New code looks like this:

if (p.mode >= DisasmMode.File) {
	disasm_push_x8(p, *p.addru8);
	disasm_push_str(p, "int");
	disasm_push_imm(p, *p.addru8);
}

The decoder is now doing none of the formatting!

Once the decoder completes an instruction, the formatter processes items in order, and depending on the request syntax style, may process the items in different orders.

Which brings these improvements over the older system:

• Reduced compiled binary size
• Reduced code size
• Reduced implementation time
• Simplified and separated the decoding and formatting phases
  • Tweaking a module is now easier, less worry
• The formatter works on a “lazy” concept (instead of eagerly format things right away)
  • Less CPU time in general (to eagerly format an item type)
  • Maximizes amount of information when it really is the time to process things

Phew! I was worried this wouldn’t work out but hey, I’m happy with this little thing.
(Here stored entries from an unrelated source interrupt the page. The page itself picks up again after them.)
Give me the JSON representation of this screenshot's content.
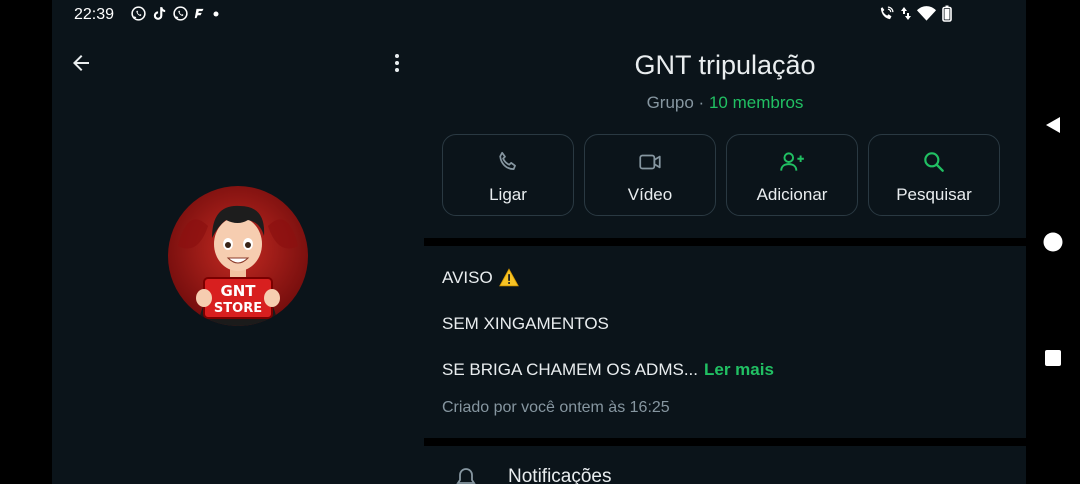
{
  "status_bar": {
    "time": "22:39",
    "notification_icons": [
      "whatsapp-icon",
      "tiktok-icon",
      "whatsapp-icon",
      "flash-icon",
      "dot-icon"
    ],
    "system_icons": [
      "call-wifi-icon",
      "data-arrows-icon",
      "wifi-icon",
      "battery-icon"
    ]
  },
  "header": {
    "back_icon": "arrow-left-icon",
    "more_icon": "more-vertical-icon"
  },
  "avatar": {
    "label_line1": "GNT",
    "label_line2": "STORE"
  },
  "group": {
    "title": "GNT tripulação",
    "type": "Grupo",
    "separator": "·",
    "members": "10 membros"
  },
  "actions": [
    {
      "label": "Ligar",
      "icon": "phone-icon"
    },
    {
      "label": "Vídeo",
      "icon": "video-icon"
    },
    {
      "label": "Adicionar",
      "icon": "add-person-icon"
    },
    {
      "label": "Pesquisar",
      "icon": "search-icon"
    }
  ],
  "description": {
    "line1": "AVISO",
    "line1_emoji": "⚠️",
    "line2": "SEM XINGAMENTOS",
    "line3": "SE BRIGA CHAMEM OS ADMS...",
    "read_more": "Ler mais",
    "created": "Criado por você ontem às 16:25"
  },
  "notifications": {
    "label": "Notificações",
    "icon": "bell-icon"
  },
  "navbar": {
    "icons": [
      "back-triangle-icon",
      "home-circle-icon",
      "recents-square-icon"
    ]
  },
  "colors": {
    "background": "#0b141a",
    "accent": "#21c063",
    "secondary_text": "#8696a0",
    "border": "#2a3942"
  }
}
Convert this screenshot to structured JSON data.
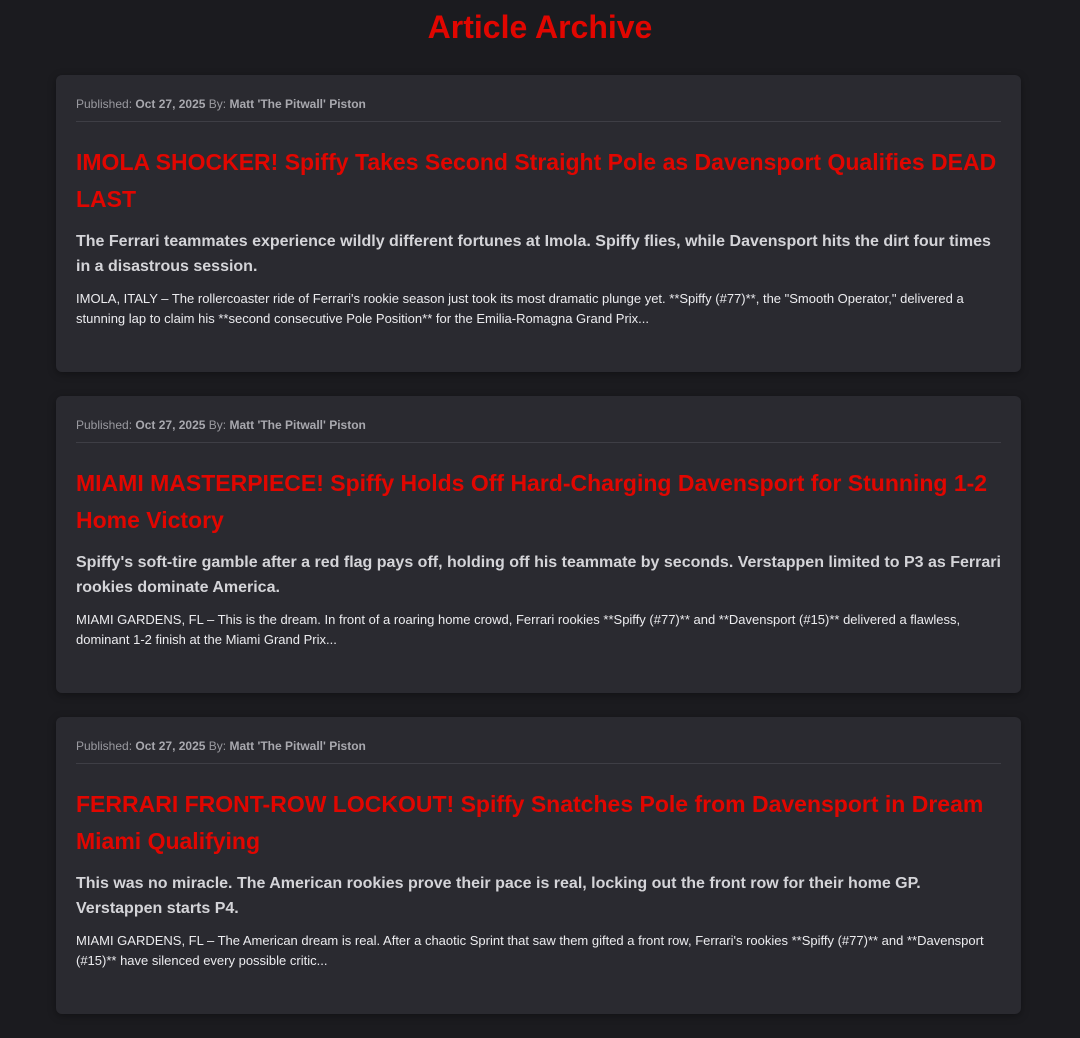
{
  "page": {
    "title": "Article Archive",
    "accent_color": "#e10600",
    "background_color": "#1b1b1f",
    "card_color": "#2a2a30"
  },
  "articles": [
    {
      "published_label": "Published:",
      "date": "Oct 27, 2025",
      "by_label": "By:",
      "author": "Matt 'The Pitwall' Piston",
      "headline": "IMOLA SHOCKER! Spiffy Takes Second Straight Pole as Davensport Qualifies DEAD LAST",
      "deck": "The Ferrari teammates experience wildly different fortunes at Imola. Spiffy flies, while Davensport hits the dirt four times in a disastrous session.",
      "excerpt": "IMOLA, ITALY – The rollercoaster ride of Ferrari's rookie season just took its most dramatic plunge yet. **Spiffy (#77)**, the \"Smooth Operator,\" delivered a stunning lap to claim his **second consecutive Pole Position** for the Emilia-Romagna Grand Prix..."
    },
    {
      "published_label": "Published:",
      "date": "Oct 27, 2025",
      "by_label": "By:",
      "author": "Matt 'The Pitwall' Piston",
      "headline": "MIAMI MASTERPIECE! Spiffy Holds Off Hard-Charging Davensport for Stunning 1-2 Home Victory",
      "deck": "Spiffy's soft-tire gamble after a red flag pays off, holding off his teammate by seconds. Verstappen limited to P3 as Ferrari rookies dominate America.",
      "excerpt": "MIAMI GARDENS, FL – This is the dream. In front of a roaring home crowd, Ferrari rookies **Spiffy (#77)** and **Davensport (#15)** delivered a flawless, dominant 1-2 finish at the Miami Grand Prix..."
    },
    {
      "published_label": "Published:",
      "date": "Oct 27, 2025",
      "by_label": "By:",
      "author": "Matt 'The Pitwall' Piston",
      "headline": "FERRARI FRONT-ROW LOCKOUT! Spiffy Snatches Pole from Davensport in Dream Miami Qualifying",
      "deck": "This was no miracle. The American rookies prove their pace is real, locking out the front row for their home GP. Verstappen starts P4.",
      "excerpt": "MIAMI GARDENS, FL – The American dream is real. After a chaotic Sprint that saw them gifted a front row, Ferrari's rookies **Spiffy (#77)** and **Davensport (#15)** have silenced every possible critic..."
    }
  ]
}
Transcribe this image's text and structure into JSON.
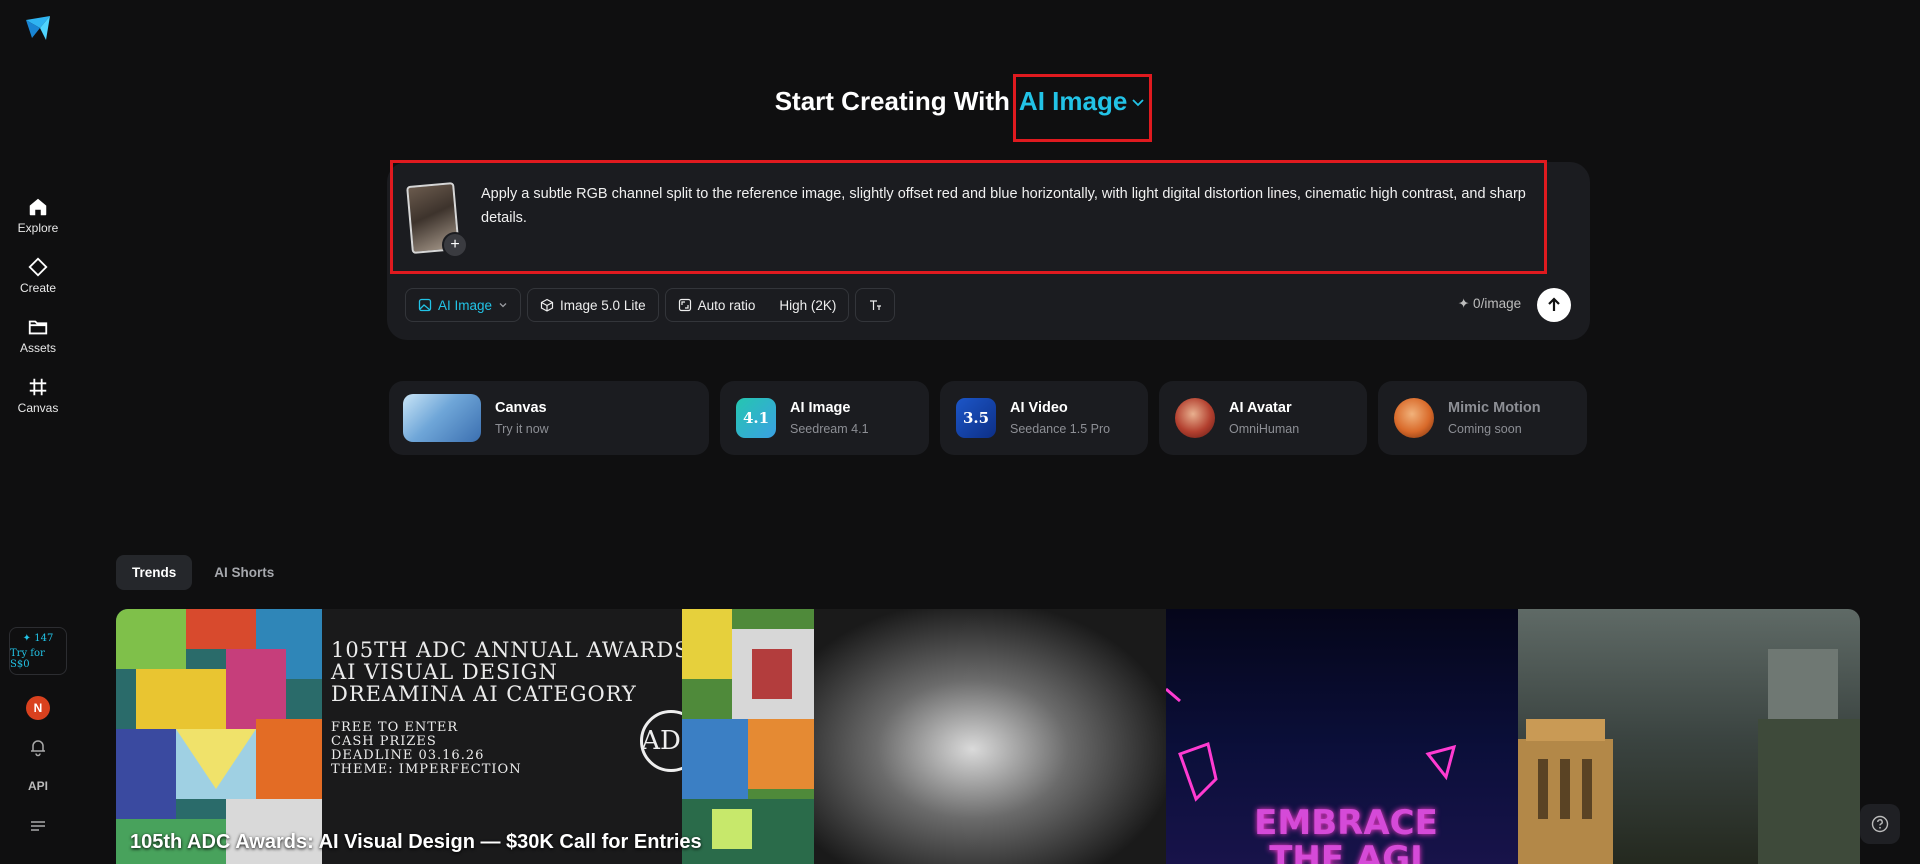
{
  "sidebar": {
    "items": [
      {
        "label": "Explore",
        "icon": "home-icon"
      },
      {
        "label": "Create",
        "icon": "diamond-icon"
      },
      {
        "label": "Assets",
        "icon": "folder-icon"
      },
      {
        "label": "Canvas",
        "icon": "frame-icon"
      }
    ],
    "credits": "✦ 147",
    "try_label": "Try for S$0",
    "avatar_initial": "N",
    "api_label": "API"
  },
  "heading": {
    "prefix": "Start Creating With",
    "mode": "AI Image"
  },
  "prompt": {
    "text": "Apply a subtle RGB channel split to the reference image, slightly offset red and blue horizontally, with light digital distortion lines, cinematic high contrast, and sharp details."
  },
  "toolbar": {
    "mode_label": "AI Image",
    "model_label": "Image 5.0 Lite",
    "ratio_label": "Auto ratio",
    "quality_label": "High (2K)",
    "cost_label": "✦ 0/image"
  },
  "cards": [
    {
      "title": "Canvas",
      "subtitle": "Try it now"
    },
    {
      "title": "AI Image",
      "subtitle": "Seedream 4.1",
      "badge": "4.1"
    },
    {
      "title": "AI Video",
      "subtitle": "Seedance 1.5 Pro",
      "badge": "3.5"
    },
    {
      "title": "AI Avatar",
      "subtitle": "OmniHuman"
    },
    {
      "title": "Mimic Motion",
      "subtitle": "Coming soon"
    }
  ],
  "tabs": [
    {
      "label": "Trends",
      "active": true
    },
    {
      "label": "AI Shorts",
      "active": false
    }
  ],
  "gallery": {
    "adc": {
      "line1": "105TH ADC ANNUAL AWARDS",
      "line2": "AI VISUAL DESIGN",
      "line3": "DREAMINA AI CATEGORY",
      "small1": "FREE TO ENTER",
      "small2": "CASH PRIZES",
      "small3": "DEADLINE 03.16.26",
      "small4": "THEME: IMPERFECTION",
      "caption": "105th ADC Awards: AI Visual Design — $30K Call for Entries"
    },
    "retro_text": "EMBRACE THE AGI"
  },
  "colors": {
    "accent": "#22c3e6",
    "highlight": "#e01a1f",
    "background": "#0f0f10",
    "panel": "#1b1c20"
  }
}
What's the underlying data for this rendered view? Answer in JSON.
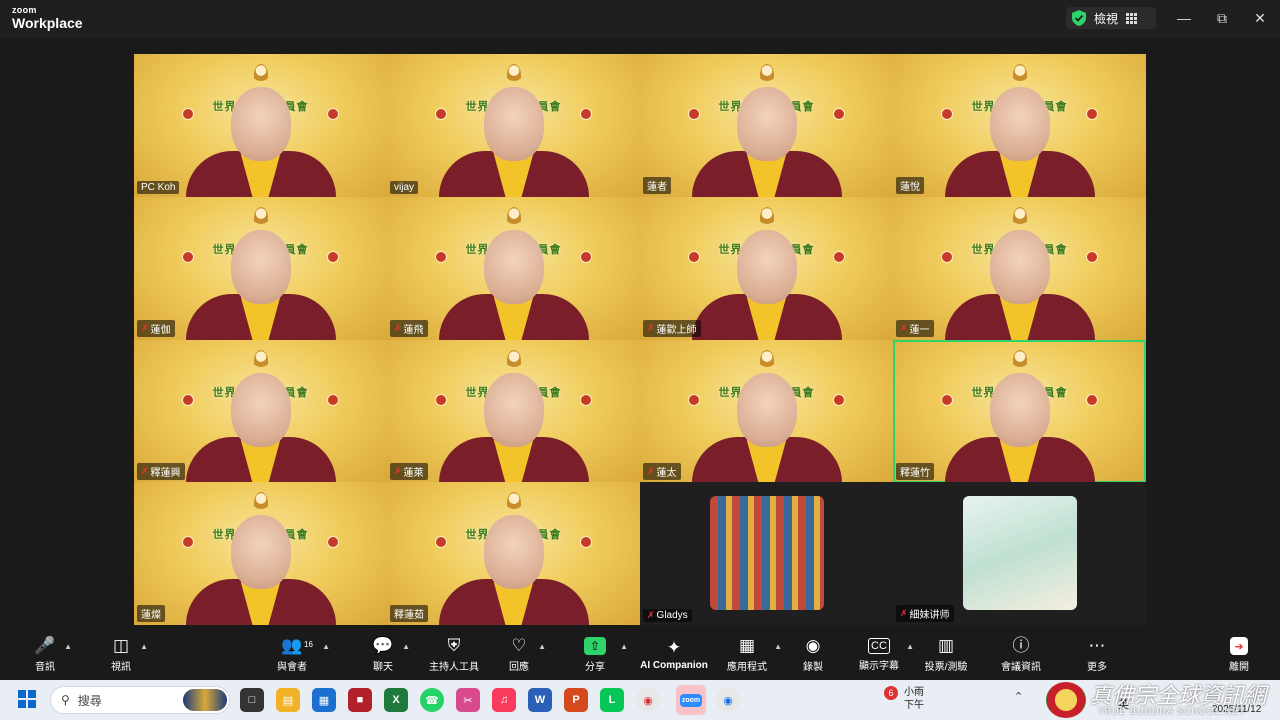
{
  "app": {
    "brand_small": "zoom",
    "brand_large": "Workplace"
  },
  "header": {
    "view_label": "檢視"
  },
  "participants": [
    {
      "name": "PC Koh",
      "muted": false
    },
    {
      "name": "vijay",
      "muted": false
    },
    {
      "name": "蓮者",
      "muted": false
    },
    {
      "name": "蓮悅",
      "muted": false
    },
    {
      "name": "蓮伽",
      "muted": true
    },
    {
      "name": "蓮飛",
      "muted": true
    },
    {
      "name": "蓮歡上師",
      "muted": true
    },
    {
      "name": "蓮一",
      "muted": true
    },
    {
      "name": "釋蓮興",
      "muted": true
    },
    {
      "name": "蓮萊",
      "muted": true
    },
    {
      "name": "蓮太",
      "muted": true
    },
    {
      "name": "釋蓮竹",
      "muted": false
    },
    {
      "name": "蓮燦",
      "muted": false
    },
    {
      "name": "釋蓮茹",
      "muted": false
    },
    {
      "name": "Gladys",
      "muted": true
    },
    {
      "name": "細妹讲师",
      "muted": true
    }
  ],
  "banner_text": "世界真佛宗委員會",
  "toolbar": {
    "audio": "音訊",
    "video": "視訊",
    "participants": "與會者",
    "participants_count": "16",
    "chat": "聊天",
    "host_tools": "主持人工具",
    "reactions": "回應",
    "share": "分享",
    "ai_companion": "AI Companion",
    "apps": "應用程式",
    "record": "錄製",
    "captions": "顯示字幕",
    "polls": "投票/測驗",
    "meeting_info": "會議資訊",
    "more": "更多",
    "leave": "離開"
  },
  "taskbar": {
    "search_placeholder": "搜尋",
    "weather_badge": "6",
    "weather_text": "小雨",
    "time_period": "下午",
    "ime": "英",
    "date": "2025/11/12"
  },
  "watermark": {
    "title": "真佛宗全球資訊網",
    "subtitle": "TRUE BUDDHA SCHOOL.NET"
  },
  "colors": {
    "active_speaker": "#2fd36b",
    "tile_gold": "#f0cc5c",
    "robe": "#7a1f2a"
  }
}
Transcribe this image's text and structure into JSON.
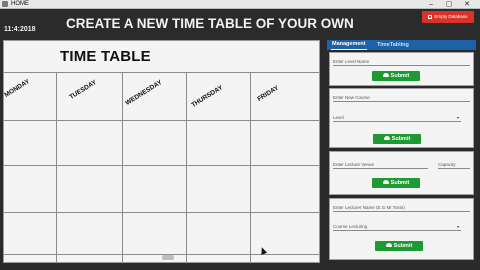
{
  "window": {
    "title": "HOME",
    "minimize_glyph": "–",
    "maximize_glyph": "▢",
    "close_glyph": "✕"
  },
  "header": {
    "heading": "CREATE A NEW TIME TABLE OF YOUR OWN",
    "clock": "11:4:2018",
    "empty_db_label": "Empty Database"
  },
  "timetable": {
    "title": "TIME TABLE",
    "days": [
      "MONDAY",
      "TUESDAY",
      "WEDNESDAY",
      "THURSDAY",
      "FRIDAY"
    ]
  },
  "panel": {
    "tabs": [
      "Management",
      "TimeTabling"
    ],
    "card1": {
      "level_name_placeholder": "Enter Level Name",
      "submit_label": "Submit"
    },
    "card2": {
      "new_course_placeholder": "Enter New Course",
      "level_select": "Level",
      "submit_label": "Submit"
    },
    "card3": {
      "lecture_venue_placeholder": "Enter Lecture Venue",
      "capacity_placeholder": "Capacity",
      "submit_label": "Submit"
    },
    "card4": {
      "lecturer_name_placeholder": "Enter Lecturer Name (E.G Mr.Tosin)",
      "course_select": "Course Lecturing",
      "submit_label": "Submit"
    }
  },
  "colors": {
    "accent_blue": "#1d62a8",
    "submit_green": "#1e9a32",
    "danger_red": "#d8332a"
  }
}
Always Room for Improvement

This is only the beginning, there is still a vast room for improvements, tweaks, and most importantly, optimization! Eventually there will be decoder functions to aid fetching immediate values regardless of the host endianness, because I still want to disassemble x86 binaries on an ARM machine (note: ARM uses little-endian by default, unless configured otherwise), perhaps even my phone? Hurrah for software!

Morale

In conclusion, don’t be shy to spend at much time designing something and try things out to see if it all works out. I spent around 3 evenings after work to think of this system. It’s very likely nothing new to experienced people in the domain of disassembly, but as something I’m learning myself, I’d say I had a good run, and I hope I keep improving in the near future.

The alicedbg project is nowhere to be usable at the moment, but once the x86-32 and x86-64 decoders are ready, I do plan to use the debugger myself (at least with its loop UI). The debugging core is somewhat already working on Windows and wherever ptrace(2) is supported (so far using glibc).

Always experimenting with code makes me somewhat of a scientist, doesn’t it?